“Poor child!” muttered Trenchard, abstractedly; “the whole scene upon the river is passing before me. I hear the splash in the water—I see the white object floating like a sea-bird on the tide—it will not sink!”
“’Sblood!” exclaimed Jonathan, in a tone of ill-disguised contempt; “it won’t do to indulge those fancies now. Be seated, and calm yourself.”
“I have often conjured up some frightful vision of the dead,” murmured the knight, “but I never dreamed of an interview with the living.”
“It’ll be over in a few minutes,” rejoined Jonathan, impatiently; “in fact, it’ll be over too soon for me. I like such interviews. But we waste time. Have the goodness to affix your name to that memorandum, Sir Rowland. I require nothing, you see, till my share of the contract is fulfilled.”
Trenchard took up a pen.
“It’s the boy’s death-warrant,” observed Jonathan, with a sinister smile.
“I cannot sign it,” returned Trenchard.
“Damnation!” exclaimed Wild with a snarl, that displayed his glistening fangs to the farthest extremity of his mouth, “I’m not to be trifled with thus. That paper must be signed, or I take my departure.”
“Go, Sir,” rejoined the knight, haughtily.
“Ay, ay, I’ll go, fast enough!” returned Jonathan, putting his hands into his pockets, “but not alone, Sir Rowland.”

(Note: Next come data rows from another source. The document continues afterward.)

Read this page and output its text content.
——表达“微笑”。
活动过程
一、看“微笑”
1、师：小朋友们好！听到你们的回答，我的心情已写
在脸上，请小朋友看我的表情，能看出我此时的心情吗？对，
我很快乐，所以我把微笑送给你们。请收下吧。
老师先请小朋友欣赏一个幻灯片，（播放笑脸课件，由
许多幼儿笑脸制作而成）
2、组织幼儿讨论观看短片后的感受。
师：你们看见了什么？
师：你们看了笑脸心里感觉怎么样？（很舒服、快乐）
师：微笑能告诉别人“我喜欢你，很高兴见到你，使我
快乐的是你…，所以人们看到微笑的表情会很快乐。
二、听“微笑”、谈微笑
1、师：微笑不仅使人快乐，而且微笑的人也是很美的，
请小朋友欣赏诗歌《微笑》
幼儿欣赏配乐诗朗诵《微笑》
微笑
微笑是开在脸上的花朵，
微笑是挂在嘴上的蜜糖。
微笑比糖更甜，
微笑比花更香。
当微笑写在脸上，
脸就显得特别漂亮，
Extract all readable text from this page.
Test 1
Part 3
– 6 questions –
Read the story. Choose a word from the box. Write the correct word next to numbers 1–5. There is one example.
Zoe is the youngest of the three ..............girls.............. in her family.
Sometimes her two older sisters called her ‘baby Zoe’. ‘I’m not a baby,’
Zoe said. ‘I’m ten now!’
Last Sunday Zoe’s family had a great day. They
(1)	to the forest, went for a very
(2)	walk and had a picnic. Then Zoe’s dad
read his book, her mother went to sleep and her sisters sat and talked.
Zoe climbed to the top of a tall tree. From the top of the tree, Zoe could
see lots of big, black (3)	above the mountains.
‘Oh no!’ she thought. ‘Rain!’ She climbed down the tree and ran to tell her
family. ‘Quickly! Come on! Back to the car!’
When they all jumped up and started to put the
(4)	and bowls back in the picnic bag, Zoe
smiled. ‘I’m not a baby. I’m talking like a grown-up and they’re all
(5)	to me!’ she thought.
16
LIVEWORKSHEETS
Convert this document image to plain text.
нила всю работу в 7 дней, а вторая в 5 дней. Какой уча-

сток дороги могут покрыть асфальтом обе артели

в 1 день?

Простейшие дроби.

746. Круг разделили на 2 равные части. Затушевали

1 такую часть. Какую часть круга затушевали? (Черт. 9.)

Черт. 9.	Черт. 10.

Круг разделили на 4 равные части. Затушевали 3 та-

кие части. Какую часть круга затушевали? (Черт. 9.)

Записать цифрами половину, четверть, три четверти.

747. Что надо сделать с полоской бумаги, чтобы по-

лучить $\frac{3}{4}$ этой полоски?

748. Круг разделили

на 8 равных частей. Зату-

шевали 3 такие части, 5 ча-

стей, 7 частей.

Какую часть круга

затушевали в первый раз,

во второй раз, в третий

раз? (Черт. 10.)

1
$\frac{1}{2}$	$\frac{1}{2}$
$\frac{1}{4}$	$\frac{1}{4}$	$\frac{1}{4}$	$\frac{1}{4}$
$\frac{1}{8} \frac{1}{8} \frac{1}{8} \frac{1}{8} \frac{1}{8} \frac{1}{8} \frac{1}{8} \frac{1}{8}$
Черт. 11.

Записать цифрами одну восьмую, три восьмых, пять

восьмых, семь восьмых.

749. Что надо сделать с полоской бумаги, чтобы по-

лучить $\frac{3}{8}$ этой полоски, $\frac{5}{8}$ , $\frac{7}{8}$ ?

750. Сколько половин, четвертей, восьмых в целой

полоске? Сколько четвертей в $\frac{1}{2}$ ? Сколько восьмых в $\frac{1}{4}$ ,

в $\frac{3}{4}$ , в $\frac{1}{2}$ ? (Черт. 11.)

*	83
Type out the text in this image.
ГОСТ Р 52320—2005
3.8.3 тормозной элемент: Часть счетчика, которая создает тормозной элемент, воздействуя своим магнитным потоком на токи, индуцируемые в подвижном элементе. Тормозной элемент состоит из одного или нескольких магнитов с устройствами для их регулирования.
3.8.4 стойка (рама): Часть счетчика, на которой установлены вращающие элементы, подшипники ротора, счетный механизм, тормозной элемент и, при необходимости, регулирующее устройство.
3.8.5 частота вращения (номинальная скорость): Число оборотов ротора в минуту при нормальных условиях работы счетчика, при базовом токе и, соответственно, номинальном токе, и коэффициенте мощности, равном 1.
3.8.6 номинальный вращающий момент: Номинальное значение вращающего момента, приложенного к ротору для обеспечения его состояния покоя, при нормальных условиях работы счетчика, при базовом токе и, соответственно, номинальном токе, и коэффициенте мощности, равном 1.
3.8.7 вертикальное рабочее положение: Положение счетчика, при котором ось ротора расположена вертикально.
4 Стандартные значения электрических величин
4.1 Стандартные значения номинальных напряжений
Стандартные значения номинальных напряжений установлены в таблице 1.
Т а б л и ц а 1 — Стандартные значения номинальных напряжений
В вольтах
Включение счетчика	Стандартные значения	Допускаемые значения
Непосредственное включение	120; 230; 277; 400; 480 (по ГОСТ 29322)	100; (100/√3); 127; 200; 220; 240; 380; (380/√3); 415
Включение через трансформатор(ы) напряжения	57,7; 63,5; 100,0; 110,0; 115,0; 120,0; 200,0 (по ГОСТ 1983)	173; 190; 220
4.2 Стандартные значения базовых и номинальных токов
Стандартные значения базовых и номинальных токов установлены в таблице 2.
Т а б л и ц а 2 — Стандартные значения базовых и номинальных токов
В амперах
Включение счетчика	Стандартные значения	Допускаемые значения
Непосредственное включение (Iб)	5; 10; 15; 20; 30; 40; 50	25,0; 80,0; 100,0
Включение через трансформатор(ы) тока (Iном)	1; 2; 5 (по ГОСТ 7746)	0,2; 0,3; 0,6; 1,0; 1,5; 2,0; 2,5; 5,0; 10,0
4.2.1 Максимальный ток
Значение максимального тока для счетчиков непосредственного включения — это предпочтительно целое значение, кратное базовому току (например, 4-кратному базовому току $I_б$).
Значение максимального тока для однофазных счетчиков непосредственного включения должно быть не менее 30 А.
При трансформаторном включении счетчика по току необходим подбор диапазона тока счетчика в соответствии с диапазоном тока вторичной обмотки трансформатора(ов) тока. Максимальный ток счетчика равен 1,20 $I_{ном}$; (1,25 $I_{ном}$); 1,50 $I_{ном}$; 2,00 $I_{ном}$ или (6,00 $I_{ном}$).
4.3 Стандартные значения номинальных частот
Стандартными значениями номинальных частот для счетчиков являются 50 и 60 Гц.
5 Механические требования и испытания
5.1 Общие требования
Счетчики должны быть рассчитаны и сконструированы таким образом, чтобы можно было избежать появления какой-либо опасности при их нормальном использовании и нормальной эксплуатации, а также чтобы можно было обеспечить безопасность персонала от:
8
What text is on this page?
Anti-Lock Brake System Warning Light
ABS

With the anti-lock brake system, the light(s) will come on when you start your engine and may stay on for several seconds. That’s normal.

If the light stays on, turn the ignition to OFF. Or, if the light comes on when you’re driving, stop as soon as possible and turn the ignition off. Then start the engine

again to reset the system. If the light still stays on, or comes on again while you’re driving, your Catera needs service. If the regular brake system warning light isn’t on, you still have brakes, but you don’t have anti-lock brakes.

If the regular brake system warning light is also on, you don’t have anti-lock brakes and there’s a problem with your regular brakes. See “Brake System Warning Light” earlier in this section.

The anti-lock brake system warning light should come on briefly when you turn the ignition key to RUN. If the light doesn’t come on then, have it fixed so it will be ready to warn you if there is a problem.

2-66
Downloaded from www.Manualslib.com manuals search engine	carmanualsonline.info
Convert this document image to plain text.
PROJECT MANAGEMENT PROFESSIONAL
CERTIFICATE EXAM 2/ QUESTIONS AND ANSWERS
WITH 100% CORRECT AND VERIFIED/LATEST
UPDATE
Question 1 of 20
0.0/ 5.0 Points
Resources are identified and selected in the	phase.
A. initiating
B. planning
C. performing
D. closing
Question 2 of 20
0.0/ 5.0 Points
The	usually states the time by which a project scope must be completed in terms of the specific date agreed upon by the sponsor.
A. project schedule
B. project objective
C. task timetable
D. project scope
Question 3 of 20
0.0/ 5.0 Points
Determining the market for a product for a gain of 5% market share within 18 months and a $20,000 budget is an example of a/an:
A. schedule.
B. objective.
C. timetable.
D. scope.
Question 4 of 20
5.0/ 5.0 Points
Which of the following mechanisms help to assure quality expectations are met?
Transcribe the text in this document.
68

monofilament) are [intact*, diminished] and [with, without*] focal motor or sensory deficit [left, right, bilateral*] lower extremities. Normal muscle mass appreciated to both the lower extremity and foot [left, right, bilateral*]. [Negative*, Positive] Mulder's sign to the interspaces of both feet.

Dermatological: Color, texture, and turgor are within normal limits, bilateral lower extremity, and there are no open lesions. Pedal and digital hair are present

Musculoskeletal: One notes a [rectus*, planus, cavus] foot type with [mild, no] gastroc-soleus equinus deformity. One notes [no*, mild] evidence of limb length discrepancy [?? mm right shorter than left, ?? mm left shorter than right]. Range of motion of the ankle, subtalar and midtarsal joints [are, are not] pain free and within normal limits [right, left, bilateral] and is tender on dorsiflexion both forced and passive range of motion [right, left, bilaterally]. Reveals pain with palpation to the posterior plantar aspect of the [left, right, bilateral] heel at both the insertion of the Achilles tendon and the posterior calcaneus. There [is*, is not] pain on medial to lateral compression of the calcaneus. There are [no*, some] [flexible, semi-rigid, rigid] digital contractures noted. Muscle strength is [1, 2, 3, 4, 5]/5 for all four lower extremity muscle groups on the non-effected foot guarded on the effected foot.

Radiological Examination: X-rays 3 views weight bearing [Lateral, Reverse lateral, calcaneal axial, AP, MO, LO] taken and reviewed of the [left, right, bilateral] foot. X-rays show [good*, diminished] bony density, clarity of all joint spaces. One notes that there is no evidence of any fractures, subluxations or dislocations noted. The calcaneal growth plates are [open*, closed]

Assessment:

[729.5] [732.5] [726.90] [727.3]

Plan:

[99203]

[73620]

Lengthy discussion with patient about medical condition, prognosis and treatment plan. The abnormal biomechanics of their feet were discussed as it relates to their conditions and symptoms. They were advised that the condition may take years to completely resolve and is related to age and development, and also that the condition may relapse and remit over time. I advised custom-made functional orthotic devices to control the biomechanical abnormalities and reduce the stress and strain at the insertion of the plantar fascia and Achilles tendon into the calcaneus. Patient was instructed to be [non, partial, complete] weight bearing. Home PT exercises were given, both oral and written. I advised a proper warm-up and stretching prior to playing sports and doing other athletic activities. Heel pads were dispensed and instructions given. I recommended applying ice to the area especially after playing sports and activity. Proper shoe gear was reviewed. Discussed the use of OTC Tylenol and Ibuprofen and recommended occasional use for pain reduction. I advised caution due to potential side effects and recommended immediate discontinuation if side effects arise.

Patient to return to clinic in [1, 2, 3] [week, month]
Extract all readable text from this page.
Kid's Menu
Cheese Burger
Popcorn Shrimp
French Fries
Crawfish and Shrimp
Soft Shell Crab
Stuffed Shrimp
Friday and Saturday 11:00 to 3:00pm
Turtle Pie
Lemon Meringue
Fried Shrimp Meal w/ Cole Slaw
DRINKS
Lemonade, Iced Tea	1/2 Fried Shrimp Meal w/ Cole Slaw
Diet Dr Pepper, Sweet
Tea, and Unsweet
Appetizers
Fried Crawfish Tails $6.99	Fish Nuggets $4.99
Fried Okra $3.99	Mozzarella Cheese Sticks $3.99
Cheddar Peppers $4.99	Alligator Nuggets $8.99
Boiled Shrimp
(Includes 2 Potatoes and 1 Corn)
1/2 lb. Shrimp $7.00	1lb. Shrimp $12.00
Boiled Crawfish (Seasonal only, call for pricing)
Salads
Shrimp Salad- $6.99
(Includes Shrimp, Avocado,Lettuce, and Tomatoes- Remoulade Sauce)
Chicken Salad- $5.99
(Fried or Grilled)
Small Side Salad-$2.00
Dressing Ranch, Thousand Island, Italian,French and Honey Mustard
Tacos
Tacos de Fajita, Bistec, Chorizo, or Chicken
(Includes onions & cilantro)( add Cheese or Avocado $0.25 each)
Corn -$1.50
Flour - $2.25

At this juncture, the door was flung open, and Charcam entered, dragging in Thames, whom he held by the collar, and who struggled in vain to free himself from the grasp imposed upon him.
“Here’s one of the thieves, Sir Rowland!” cried the attendant. “I was only just in time. The young rascal had learnt from some of the women-servants that Lady Trafford was from home, and was in the very act of making off when I got down stairs. Come along, my Newgate bird!” he continued, shaking him with great violence.
Jonathan gave utterance to a low whistle.
“If things had gone smoothly,” he thought, “I should have cursed the fellow’s stupidity. As it is, I’m not sorry for the blunder.”
Trenchard, meanwhile, whose gaze was fixed upon the boy, became livid as death, but he moved not a muscle.
“’T is he!” he mentally ejaculated.
“What do you think of your nephew, Sir Rowland?” whispered Jonathan, who sat with his back towards Thames, so that his features were concealed from the youth’s view. “It would be a thousand pities, wouldn’t it, to put so promising a lad out of the way?”
“Devil!” exclaimed the knight fiercely, “Give me the paper.”
Jonathan hastily picked up the pen, and presented it to Trenchard, who attached his signature to the document.
“If I am the devil,” observed Wild, “as some folks assert, and I myself am not unwilling to believe, you’ll find that I differ from the generally-received notions of the arch-fiend, and faithfully execute the commands of those who confide their souls to my custody.”